Amid the public uncertainty, data continues to pile up. The average global temperature last month was the highest for any January on record. Last year was a record warm year in the United States. The past nine years are all among the 25 warmest on record for the contiguous United States, a streak unprecedented in records dating back to 1896. Scientists say 2007 could be the warmest yet globally.

But there is a disconnect between what scientists know and what the public believes. In order for Americans to embrace an issue like climate change as a nationally serious concern, they first have to believe that the problem exists and that the results would be bad for people, Krosnick said.

“Most Americans believe that,” Krosnick said. However, they also have to be highly certain about the problem. “Only 7 percent are extremely sure of their views about climate change, another 25 percent are very sure and 41 percent only somewhat sure,” Krosnick said. “So there’s lots of room for potential increase in certainty.”

Krosnick's research finds scientists are frustrated. "They've been sounding alarm bells for over a decade, saying, ‘We have a really serious problem with the environment and we're destined for a train wreck down the road. How come nobody is listening?'"

Many scientists assume that the public doesn't understand or accept their work.

"That is wrong," Krosnick said. Most Americans believe the world has been heating up, probably as a result of human activity, and that this will be bad for people, he said. But because people lack absolute certainty, global warming does not arouse a constantly heightened level of public concern.

Additionally, Americans believe that unless they caused the problem, they should not interfere with what’s happening with the climate.

“So in other words, if Mother Nature is doing her thing, then we cope with it and don’t try to manipulate it,” Krosnick said “But if we damage nature then it’s our responsibility to undo it and it is, in fact, a national problem.”

Only 42 percent of Americans blamed climate change on people in last year's poll, Krosnick said.

And lastly, people aren’t willing to acknowledge something is a problem unless it can be fixed, because otherwise it’s just too upsetting.

Media's role

The role of scientists and media is not to be forgotten in affecting public opinion, Krosnick said. Good scientists always leave room for potential mistakes and doubt when reporting their work, but communicating their natural uncertainty can cause reservation in the public mind.

When we ask people, 'Do you think scientific experts that study the climate mostly agree that the climate is heating up or do you think that there is a lot of disagreement,' 64 percent of Americans said that there is disagreement in the scientific community,” Krosnick said.
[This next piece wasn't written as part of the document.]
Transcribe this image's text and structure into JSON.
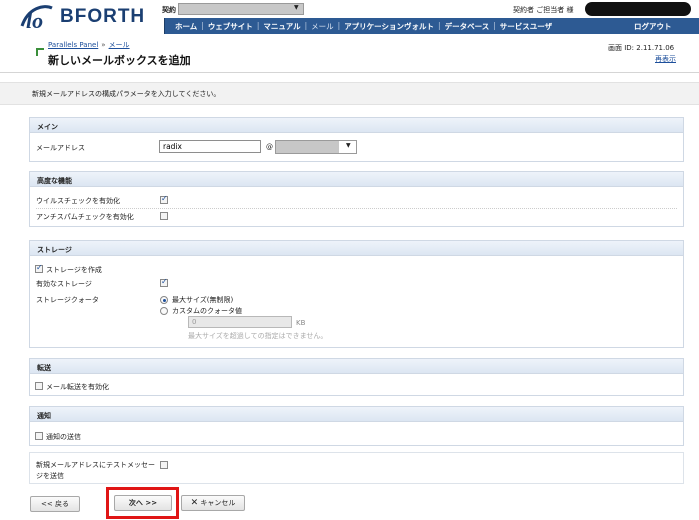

This false belief, Krosnick explained, seems to be tied to the efforts of the news media to tell a balanced story.

“Many of the stories have not only the mainstream scientific opinion on climate change but they also have some attention to the skeptics—four people, I guess, that make a good living doing this—and the skeptical point of view has more prominence in the media than it does in the scientific literature,” Krosnick said. “And that’s what’s contributing very importantly to this belief.”